L'administration Trump entend réduire significativement les forces militaires que le Pentagone est prêt à fournir à l'OTAN pour répondre aux crises majeures, a rapporté Reuters, citant trois sources bien informées. Selon l'agence, le Pentagone a décidé de diminuer la part américaine du « Modèle de forces de l'OTAN » – la liste des unités et armements que les pays membres de l'Alliance s'engagent à fournir pour la défense collective. Cette nouvelle approche devrait être officiellement communiquée aux alliés lors de la prochaine réunion des ministres de la Défense de l'OTAN à Bruxelles.
La décision de réexaminer les engagements a été prise dans le contexte des exigences de Trump, qui a constamment insisté auprès des membres européens de l'alliance pour obtenir une augmentation des dépenses militaires et une plus grande indépendance en matière de sécurité.
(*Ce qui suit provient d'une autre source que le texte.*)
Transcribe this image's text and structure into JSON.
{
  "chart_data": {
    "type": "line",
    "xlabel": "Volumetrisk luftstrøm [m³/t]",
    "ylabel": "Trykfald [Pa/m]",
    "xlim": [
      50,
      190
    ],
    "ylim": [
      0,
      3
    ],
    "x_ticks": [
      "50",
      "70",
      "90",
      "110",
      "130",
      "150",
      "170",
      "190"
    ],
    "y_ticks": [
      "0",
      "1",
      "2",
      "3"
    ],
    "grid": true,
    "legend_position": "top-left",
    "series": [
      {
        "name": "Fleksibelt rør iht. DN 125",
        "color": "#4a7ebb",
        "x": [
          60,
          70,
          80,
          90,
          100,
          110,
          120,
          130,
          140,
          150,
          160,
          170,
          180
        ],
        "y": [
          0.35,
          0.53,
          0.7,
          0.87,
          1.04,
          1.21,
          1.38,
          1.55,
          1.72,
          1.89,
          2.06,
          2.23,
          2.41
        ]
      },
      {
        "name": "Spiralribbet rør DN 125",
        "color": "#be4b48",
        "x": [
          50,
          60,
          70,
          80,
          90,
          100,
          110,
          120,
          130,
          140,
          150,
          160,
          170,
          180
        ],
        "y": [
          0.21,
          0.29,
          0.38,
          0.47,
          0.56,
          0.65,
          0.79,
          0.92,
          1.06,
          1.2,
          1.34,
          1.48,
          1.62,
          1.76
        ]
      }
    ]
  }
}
Le dirigeant américain a déclaré à plusieurs reprises que les États-Unis ne souhaitent plus être le « principal garant » de la défense européenne, notamment en raison du conflit avec l'Iran, où, selon lui, les alliés ont abandonné le soutien de Washington.
Le Pentagone et les commandants de l'OTAN expliquent que cette réduction ne constitue pas un retrait ponctuel de troupes, mais un ajustement à long terme lié au développement des capacités militaires européennes. « Nous prévoyons un redéploiement progressif des forces américaines à mesure que nos alliés renforcent leurs capacités », a déclaré le général Alexus Grynkevich, commandant suprême des forces alliées en Europe de l'OTAN, lors d'une conférence de presse à Bruxelles.
Cette décision marque une nouvelle étape dans la réévaluation du rôle des États-Unis au sein de l'alliance. Début mai, le Pentagone avait annoncé officiellement le retrait de 5 000 soldats d'Allemagne et menacé de réduire sa présence en Italie et en Espagne, deux pays qui, selon Trump, avaient « agi de façon inadmissible » en refusant de soutenir l'opération contre l'Iran.
Néanmoins, les responsables américains soulignent que les États-Unis conserveront leurs « capacités critiques » en Europe, notamment leurs armes nucléaires tactiques et leurs infrastructures de pointe, dont les alliés dépendent actuellement. Cependant, une réduction de la force de réaction rapide pourrait modifier l'équilibre au sein de l'alliance, contraignant l'Europe à investir davantage dans ses propres forces armées et à réduire sa dépendance à l'égard de Washington en matière de logistique et de renseignement.